For the average person there are usually only two choices of
accounts that they choose between. Usually they will have either a
saving or a checking account. Let us compare savings account
alongside a checking account.
With a savings account you simply have a place in which you can
"park" your money until you decide to do something with it. This
"something" can mean investment or it can mean withdrawing the money
and spending it, or simply "letting it ride," to use gamblers'
parlance. Gamblers are mentioned due to an important aspect that
most people with their money in an account rarely consider: that by
leaving their money in a traditional savings account, they are
losing their money by letting it dwindle to inflation and other
unsavory aspects of the pecuniary world.
To illustrate, let us take Boris. The (true) story runs that Boris
was a successful biologist in the former Soviet Union. While Boris
was not a rich man, he did well for himself, and shortly after the
Soviet Union broke up into Russia and other countries, Boris and his
wife decided to move to San Diego, in the United States. Now Boris
had a tidy sum of money in the bank that he didn't need to bring
with him, particularly as he had a friend that could've used the
money, Andrei. And so to Andrei the money went. Though not a
fortune, it was enough money to purchase a small motorcycle. Within
a year, due to the ravages of inflation, the same amount of money
was only enough to purchase an ice cream.

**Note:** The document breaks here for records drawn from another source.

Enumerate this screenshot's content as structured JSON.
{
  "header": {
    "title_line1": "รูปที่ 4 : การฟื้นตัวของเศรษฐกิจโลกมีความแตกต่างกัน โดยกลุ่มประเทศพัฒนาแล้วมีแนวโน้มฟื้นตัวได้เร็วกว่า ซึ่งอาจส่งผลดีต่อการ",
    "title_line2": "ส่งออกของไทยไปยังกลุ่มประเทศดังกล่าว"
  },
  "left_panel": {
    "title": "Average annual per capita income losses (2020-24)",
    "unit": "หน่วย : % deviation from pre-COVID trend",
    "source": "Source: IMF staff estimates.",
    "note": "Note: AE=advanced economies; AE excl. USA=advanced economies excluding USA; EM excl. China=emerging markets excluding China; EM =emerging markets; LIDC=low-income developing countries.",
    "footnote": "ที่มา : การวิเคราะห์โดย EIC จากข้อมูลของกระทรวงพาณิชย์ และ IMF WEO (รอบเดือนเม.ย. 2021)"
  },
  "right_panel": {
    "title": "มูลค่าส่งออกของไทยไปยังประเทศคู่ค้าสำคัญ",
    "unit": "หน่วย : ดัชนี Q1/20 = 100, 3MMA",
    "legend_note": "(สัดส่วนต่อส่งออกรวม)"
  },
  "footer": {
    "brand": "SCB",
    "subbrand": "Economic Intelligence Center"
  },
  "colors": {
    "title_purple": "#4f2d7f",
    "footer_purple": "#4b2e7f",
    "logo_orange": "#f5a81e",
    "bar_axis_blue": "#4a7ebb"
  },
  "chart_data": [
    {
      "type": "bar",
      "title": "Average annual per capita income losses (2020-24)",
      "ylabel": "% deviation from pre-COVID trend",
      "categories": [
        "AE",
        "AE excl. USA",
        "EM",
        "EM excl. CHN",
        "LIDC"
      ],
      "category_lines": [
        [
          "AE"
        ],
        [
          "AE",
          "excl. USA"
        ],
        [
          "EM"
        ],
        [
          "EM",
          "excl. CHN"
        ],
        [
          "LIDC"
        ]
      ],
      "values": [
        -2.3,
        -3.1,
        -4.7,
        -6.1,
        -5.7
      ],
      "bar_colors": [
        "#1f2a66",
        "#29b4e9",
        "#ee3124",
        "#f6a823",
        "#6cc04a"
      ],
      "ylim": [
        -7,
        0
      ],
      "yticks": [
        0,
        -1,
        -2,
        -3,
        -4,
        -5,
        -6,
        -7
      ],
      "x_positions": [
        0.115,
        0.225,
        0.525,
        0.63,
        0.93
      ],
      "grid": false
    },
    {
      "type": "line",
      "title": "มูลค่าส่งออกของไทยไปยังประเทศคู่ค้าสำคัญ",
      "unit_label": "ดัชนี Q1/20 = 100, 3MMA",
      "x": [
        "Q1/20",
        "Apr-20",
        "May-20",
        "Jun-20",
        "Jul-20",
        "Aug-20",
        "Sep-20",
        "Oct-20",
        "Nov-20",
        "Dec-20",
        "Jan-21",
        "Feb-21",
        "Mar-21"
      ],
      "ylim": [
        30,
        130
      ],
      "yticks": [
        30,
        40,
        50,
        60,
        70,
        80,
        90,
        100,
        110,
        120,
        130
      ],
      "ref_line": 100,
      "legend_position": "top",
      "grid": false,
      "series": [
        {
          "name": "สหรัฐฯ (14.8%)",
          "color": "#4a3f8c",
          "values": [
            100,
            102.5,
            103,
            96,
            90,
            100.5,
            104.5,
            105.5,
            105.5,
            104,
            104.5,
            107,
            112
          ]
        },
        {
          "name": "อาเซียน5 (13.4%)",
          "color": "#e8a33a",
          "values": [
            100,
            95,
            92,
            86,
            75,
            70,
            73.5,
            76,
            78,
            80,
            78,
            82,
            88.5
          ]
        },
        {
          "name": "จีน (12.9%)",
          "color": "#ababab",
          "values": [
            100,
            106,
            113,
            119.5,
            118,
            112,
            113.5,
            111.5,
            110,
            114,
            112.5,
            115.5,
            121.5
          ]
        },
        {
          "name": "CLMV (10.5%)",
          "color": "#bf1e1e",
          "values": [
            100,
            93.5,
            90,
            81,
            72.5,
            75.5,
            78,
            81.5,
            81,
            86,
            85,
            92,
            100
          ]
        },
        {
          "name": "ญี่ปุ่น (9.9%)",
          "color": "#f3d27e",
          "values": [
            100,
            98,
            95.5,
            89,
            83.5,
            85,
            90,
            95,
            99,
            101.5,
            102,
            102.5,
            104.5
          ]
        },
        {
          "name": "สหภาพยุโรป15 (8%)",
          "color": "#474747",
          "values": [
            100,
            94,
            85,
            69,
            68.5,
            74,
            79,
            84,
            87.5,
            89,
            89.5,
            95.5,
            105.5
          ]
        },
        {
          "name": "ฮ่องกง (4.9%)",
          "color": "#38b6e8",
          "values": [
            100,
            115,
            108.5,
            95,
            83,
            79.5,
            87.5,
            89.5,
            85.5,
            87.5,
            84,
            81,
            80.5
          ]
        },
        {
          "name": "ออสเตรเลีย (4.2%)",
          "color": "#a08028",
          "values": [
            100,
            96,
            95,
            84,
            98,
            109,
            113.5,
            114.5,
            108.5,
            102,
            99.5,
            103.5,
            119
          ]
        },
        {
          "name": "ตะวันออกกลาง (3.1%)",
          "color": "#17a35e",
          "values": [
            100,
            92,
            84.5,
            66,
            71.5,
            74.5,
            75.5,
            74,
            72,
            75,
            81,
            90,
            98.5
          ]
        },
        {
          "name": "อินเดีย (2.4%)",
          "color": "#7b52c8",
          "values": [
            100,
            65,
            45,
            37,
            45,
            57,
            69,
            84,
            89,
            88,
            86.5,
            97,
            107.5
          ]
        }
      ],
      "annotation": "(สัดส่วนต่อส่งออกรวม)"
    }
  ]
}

While this example may be a bit extreme, it is important when you
compare savings account to a checking account or other form of
account, for reasons that will be clear shortly.
When we compare savings account to a checking account we find that a
checking account is worse in that it offers no interest whatsoever,
but at the same time it does offer a bit of a buffer to making
payments, in the form of cheques. These tend to help not only in
making payments easier, but also when you're only two days from
getting paid, have no money in the bank, and have a payment that
must be paid today. (Of course, this is not recommended, as it is
absolutely illegal, though it does tend to happen, and to help.) So
the decision is yours. Choose wisely, or even choose to split your
money, open both accounts, and revel in the extra benefits.